As a practicing Unitarian, I've always liked the following comment by Episcopal Minister Bird Wilson: "Among all our presidents from Washington downward, not one was a professor of religion, at least not more than Unitarianism" (October, 1831).  Thomas Jefferson was convinced that it would take very little time for all Americans to convert to Unitarianism, but the good Rev. Church was actually happy with America's rich religious pluralism and he criticized Jefferson for being a "fundamentalist of the left" just as he condemned the fundamentalists on the right.

 

Church's last book was the memoir Love and Death: My Journey through the Valley of the Shadow, which he wrote after his first battle with cancer.  Always rhetorically superb, he admitted that he was not sure if he could "ace the death exam" after counseling dying parishioners for 30 years.
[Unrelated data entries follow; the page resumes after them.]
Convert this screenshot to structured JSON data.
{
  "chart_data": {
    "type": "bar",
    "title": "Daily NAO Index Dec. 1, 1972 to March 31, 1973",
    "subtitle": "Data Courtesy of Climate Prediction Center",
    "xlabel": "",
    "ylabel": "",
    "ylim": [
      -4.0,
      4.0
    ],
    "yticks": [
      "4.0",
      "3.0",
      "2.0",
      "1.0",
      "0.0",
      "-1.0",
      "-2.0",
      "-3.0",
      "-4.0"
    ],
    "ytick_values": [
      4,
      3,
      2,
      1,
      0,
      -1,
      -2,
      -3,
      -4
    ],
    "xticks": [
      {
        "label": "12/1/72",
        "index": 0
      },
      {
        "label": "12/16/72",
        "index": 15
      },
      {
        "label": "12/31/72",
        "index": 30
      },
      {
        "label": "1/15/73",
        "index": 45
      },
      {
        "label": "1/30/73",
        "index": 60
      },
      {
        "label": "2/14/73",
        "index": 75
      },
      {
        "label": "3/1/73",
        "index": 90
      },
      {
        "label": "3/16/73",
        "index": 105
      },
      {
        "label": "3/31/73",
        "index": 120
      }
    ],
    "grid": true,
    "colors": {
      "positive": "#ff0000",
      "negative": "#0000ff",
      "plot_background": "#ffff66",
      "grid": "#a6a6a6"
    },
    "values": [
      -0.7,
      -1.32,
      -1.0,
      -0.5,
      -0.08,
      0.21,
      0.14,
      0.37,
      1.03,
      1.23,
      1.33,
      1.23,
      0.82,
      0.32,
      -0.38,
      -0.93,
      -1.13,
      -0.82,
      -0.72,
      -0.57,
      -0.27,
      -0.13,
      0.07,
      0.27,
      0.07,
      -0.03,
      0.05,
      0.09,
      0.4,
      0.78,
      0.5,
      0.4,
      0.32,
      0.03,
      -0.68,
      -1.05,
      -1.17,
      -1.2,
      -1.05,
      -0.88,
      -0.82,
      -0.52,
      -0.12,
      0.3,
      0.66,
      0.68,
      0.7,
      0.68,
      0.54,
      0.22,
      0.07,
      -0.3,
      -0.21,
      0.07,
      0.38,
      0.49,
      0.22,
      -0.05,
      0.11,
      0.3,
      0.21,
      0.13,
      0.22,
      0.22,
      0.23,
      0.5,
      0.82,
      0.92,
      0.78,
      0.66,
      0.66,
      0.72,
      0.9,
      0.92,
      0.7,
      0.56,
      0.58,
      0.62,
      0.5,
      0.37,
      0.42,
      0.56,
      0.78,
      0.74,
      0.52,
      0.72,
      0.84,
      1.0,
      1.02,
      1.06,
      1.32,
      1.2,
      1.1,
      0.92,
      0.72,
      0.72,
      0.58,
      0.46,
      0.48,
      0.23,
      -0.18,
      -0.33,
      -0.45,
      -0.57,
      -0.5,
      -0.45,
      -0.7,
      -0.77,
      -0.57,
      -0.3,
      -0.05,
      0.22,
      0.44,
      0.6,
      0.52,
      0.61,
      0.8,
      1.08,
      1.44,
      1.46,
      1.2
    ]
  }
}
In her NPR interview Terry Gross asked Church if his own theology worked when he finally faced death.  Church answered that it did.  He said that if people can make peace with their lives, then they are ready to make peace with their deaths.  In a 2008 New York Times interview Church stated: "I look back without regrets, and I look forward without fear. I have never been more in the present."  He declared that he had no unfinished business, and that freed him to be completely open to friends and family.

 

          When asked by Gross what he thought of the idea that one's death is God's plan, he firmly rejected the notion.  Church believes that God does not micromanage the universe, and that the idea that God causes everything, including great evils, makes God into an immoral monster.

 

Church claims that Unitarians are the most humble of all religious people, because they do not presume to have answers to unanswerable questions.  One of those imponderables is whether there is life after death. The Rev. Church once confessed: "I have no idea what happens after we die, and so I go with Henry David Thoreau who, when he was asked about the afterlife, said, 'Madam, I prefer to take it one life at a time.'"

 

 Let us all take a moment to reflect on the passing of a giant of American liberal theology.